24, 29-33; others with C20 panelled door. Doors to nos. 29-32
paired and share common console-bracket. 6/6 and 8/8 sashes to
nos. 24-26: ground-floor with margin lights; upper floors
architraved and 1st floor full-length sashes with cornices and
individual balconies with cast-iron railings. Tripartite
pilastered ground-floor sashes with keystones to nos. 27-33
and cast-iron window guards to nos. 29-32; predominantly 2/2
sashes to upper floors of 27-33, some with iron window guards
and sill brackets. Plain stucco band beneath cornice and
blocking course to nos. 24-26; nos. 27-33 with brick string
course and plain brick parapet, some with iron tie rods. Plain
brick right return (no. 33) forms side wall to 'Riceyman
Steps' (q.v.). Attached cast-iron railings with tasselled
spearhead finials. Granville Square was the final portion of
the Lloyd Baker Estate to be built; formerly it had functioned
as a rubbish tip by builders of nearby streets. Originally it
was called Sharp Square in honour of Thomas Lloyd Baker's
wife, niece to William Granville Sharp, Esq, of Fulham. St.

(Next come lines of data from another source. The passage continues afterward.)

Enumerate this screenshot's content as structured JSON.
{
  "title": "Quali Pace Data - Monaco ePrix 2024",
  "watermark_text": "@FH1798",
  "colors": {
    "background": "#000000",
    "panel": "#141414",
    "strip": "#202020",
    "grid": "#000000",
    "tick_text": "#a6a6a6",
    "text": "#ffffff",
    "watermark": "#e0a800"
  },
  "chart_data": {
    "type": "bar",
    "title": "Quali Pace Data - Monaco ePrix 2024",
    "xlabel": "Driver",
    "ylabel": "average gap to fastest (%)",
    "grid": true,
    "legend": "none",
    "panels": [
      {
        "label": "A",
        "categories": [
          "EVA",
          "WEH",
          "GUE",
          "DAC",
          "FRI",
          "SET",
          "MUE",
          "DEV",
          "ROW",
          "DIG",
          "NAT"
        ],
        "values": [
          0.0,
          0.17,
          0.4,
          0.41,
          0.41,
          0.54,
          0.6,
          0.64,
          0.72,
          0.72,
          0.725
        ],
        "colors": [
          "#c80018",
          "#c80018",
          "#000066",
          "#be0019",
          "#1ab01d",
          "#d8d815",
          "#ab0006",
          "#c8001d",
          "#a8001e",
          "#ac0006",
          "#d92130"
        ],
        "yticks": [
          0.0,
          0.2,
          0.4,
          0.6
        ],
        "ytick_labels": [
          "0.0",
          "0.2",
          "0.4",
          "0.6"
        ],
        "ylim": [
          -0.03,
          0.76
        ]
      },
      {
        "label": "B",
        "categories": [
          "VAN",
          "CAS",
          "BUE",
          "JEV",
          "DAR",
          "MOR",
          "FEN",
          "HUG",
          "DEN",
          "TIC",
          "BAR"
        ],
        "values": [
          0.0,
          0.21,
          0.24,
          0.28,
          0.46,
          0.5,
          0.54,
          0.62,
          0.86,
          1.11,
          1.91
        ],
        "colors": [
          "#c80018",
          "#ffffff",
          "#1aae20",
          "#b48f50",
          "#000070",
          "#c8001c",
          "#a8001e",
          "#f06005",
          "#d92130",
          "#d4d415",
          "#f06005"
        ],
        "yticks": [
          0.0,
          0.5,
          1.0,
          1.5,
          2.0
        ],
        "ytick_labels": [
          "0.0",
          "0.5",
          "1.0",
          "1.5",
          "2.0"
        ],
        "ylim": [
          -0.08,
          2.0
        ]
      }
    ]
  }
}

Philip's church was built first, in the centre of the Square,
by Edward Buckton Lamb, architect, in 1831-1833 but it was
demolished in 1938. Granville Square is the only street in the
Lloyd Baker Estate that was built in a conventional terrrace
style and is notably squeezed into a restricted space between
Wharton and Lloyd Baker Streets. Entrances to Square at north
and south via Granville Street and from west connected to
King's Cross Road by a flight of granite steps known variously
as "Plum Pudding Steps" or "Riceyman Steps".
(The Squares of Islington: Cosh, M: The Squares of Islington
Part I: Finsbury and Clerkenwell: Islington: 1990-: 47-51).